Columbus Blue Jackets
They're almost more of an intriguing destination than they are a likely one, if only because of their limited salary cap space and the coaching connections for Kovalchuk elsewhere. But who's to say John Tortorella wouldn't bang the table for a high-upside piece to throw into his offense?
The Blue Jackets have enough young defensive talent to pry the aging superstar from New Jersey, and they could use a jolt of goal-scoring power for their next run at the postseason. Their cap space might not be as much of an issue after the expansion draft, and there wouldn't be a more enticing, albeit risky, sign-and-trade move to bolster front-line offense than to reel in Kovalchuk.
St. Louis Blues
Like Columbus, San Jose or any other team investigating Kovalchuk as a comeback candidate, the Blues certainly do not want to bank on a 30-plus has-been, no matter how great the ex-Devils and Atlanta Thrashers star was when he left the NHL. But the idea of pairing Kovalchuk with Vladimir Tarasenko, who has played alongside the Russian winger and under Brodeur's watch, is too fascinating to overlook.
St.
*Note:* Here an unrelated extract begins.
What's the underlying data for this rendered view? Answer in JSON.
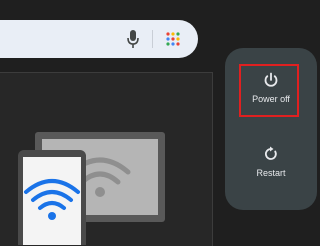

Louis could use pure offensive talent like anyone, especially if the Blues want to erase the scoreless stretches that haunted them at times late in 2016-17. And if a low-risk deal presents itself, as it might with San Jose or Columbus, why wouldn't the team jump at the chance to bring him in? St. Louis' recent history of quiet free agency activity might suggest otherwise, but Kovalchuk isn't exactly your average unsigned talent.